Women presenting for breast cancer screening at one of several mammography facilities associated with the University of Vermont Medical Center (UVMMC) were given the opportunity to complete and return a family history questionnaire. All women were invited to participate including those for asymptomatic screening and symptomatic referrals. The average age was 63 years and 100 % were female. A consent form was attached to the front of the questionnaire providing a description of the study and requesting permission to use information for this study. Permission was also obtained to contact patients for clarification of information on the questionnaire if necessary. Questionnaires were distributed between May 2001 and May 2002. The study was approved by the UVMMC IRB.

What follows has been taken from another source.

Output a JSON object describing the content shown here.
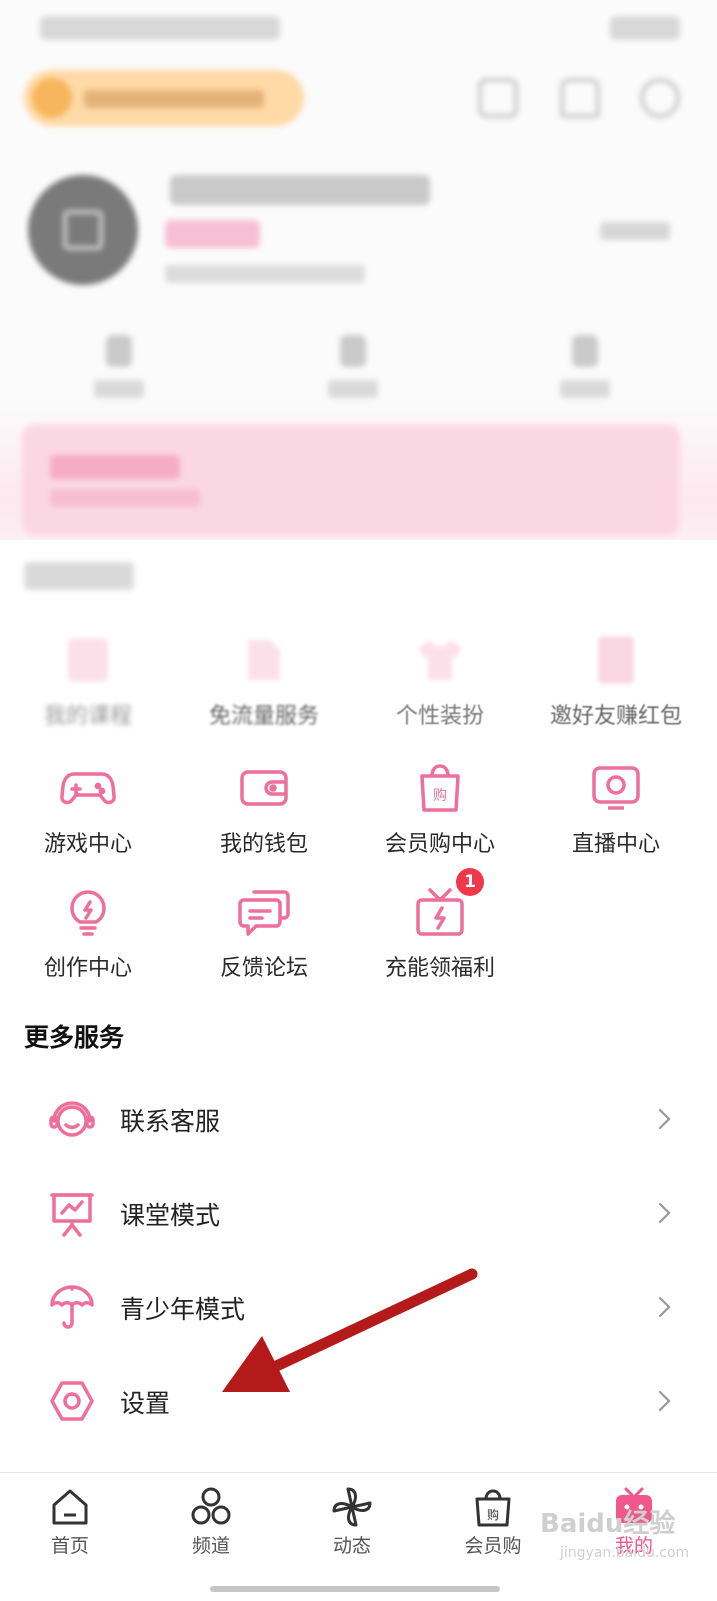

Information on all related family members was obtained via questionnaire (see Additional file 1) including gender, lineage (maternal or paternal), relatedness (sibling, parents, aunts, uncles, etc.), primary cancer and age at diagnosis. This questionnaire has been developed and pilot tested in the Familial Cancer Program at the University of Vermont Cancer Center.
Screening guidelines and risk models utilized
Breast Cancer Screening Guidelines and Models for Risk Assessment: The American Cancer Society (ACS) and National Comprehensive Cancer Network (NCCN) consider women as high risk with a greater than 20 % lifetime risk of breast cancer due to family history and recommend adding annual screening breast magnetic resonance imaging (MRI) to their annual mammogram for breast cancer screening [3, 12]. We calculated risk of developing breast cancer based on family history using the Claus Model . This model uses first and second degree family history and age at cancer diagnosis to determine risk. While other models exist (Gail, Tyrer-Cuzick, etc.), the Claus model is the only model which calculates risk solely based on family history. Therefore, the Claus model would not confound the results with factors affecting risk beyond family history.
There are several guidelines regarding referral for genetic counseling and testing for hereditary breast cancer including guidelines from American College of Obstetrics and Gynecology (ACoSOG), the National Comprehensive Cancer Network (NCCN) and the US Preventative Service Task Force (USPSTF) [4, 14, 15]. We chose to use the USPSTF guidelines as they include an extended family history and are easy to administer. The USPSTF recommends consideration of several validated screening tools including the Referral Screening Tool (RST). The RST is one of the easiest to use and therefore appropriate for busy primary care providers . The RST includes first or second degree relatives 50 years or younger with history of breast cancer, any first or second degree relative with ovarian cancer, male breast cancer or greater than one family member on the same side of the family over the age of 50 with breast cancer. Patients should be referred for genetic counseling if they meet two or more of these criteria.
Colorectal Cancer Screening Guidelines and Models for Risk Assessment: Several guidelines exist for colon cancer screening; however, only the ACS includes extended family history in recommendations for high risk individuals. These recommendations suggest that screening begin at age 40 for individuals with any first degree or two second degree relatives at any age with a history of colorectal cancer .
Guidelines for referral for genetic counseling or testing for hereditary colon cancer for individuals with no personal history of colorectal cancer have not been developed at this time. However, Hampel at al. suggest that individuals with a lifetime relative risk (RR) ratio of greater than 2.0 be referred for genetic counseling . This criteria can be met using the Amsterdam II criteria . Individuals meet criteria if they have one or more of the following: three or more first or second degree relatives with any HNPCC associated cancers, one relative with two or more HNPCC associated cancers or one first degree relative with colorectal cancer less than 50 years old.
All questionnaires were transcribed into a Microsoft Access database. Each study participant was assigned a unique, random identification number to allow depersonalization of data. The data was queried for individuals with at least one relative with a primary cancer excluding non-melanomatous skin cancers. This data was then queried to determine individuals who met specific guideline criteria based on their first degree family history followed by individuals who met criteria solely based on a first degree family history.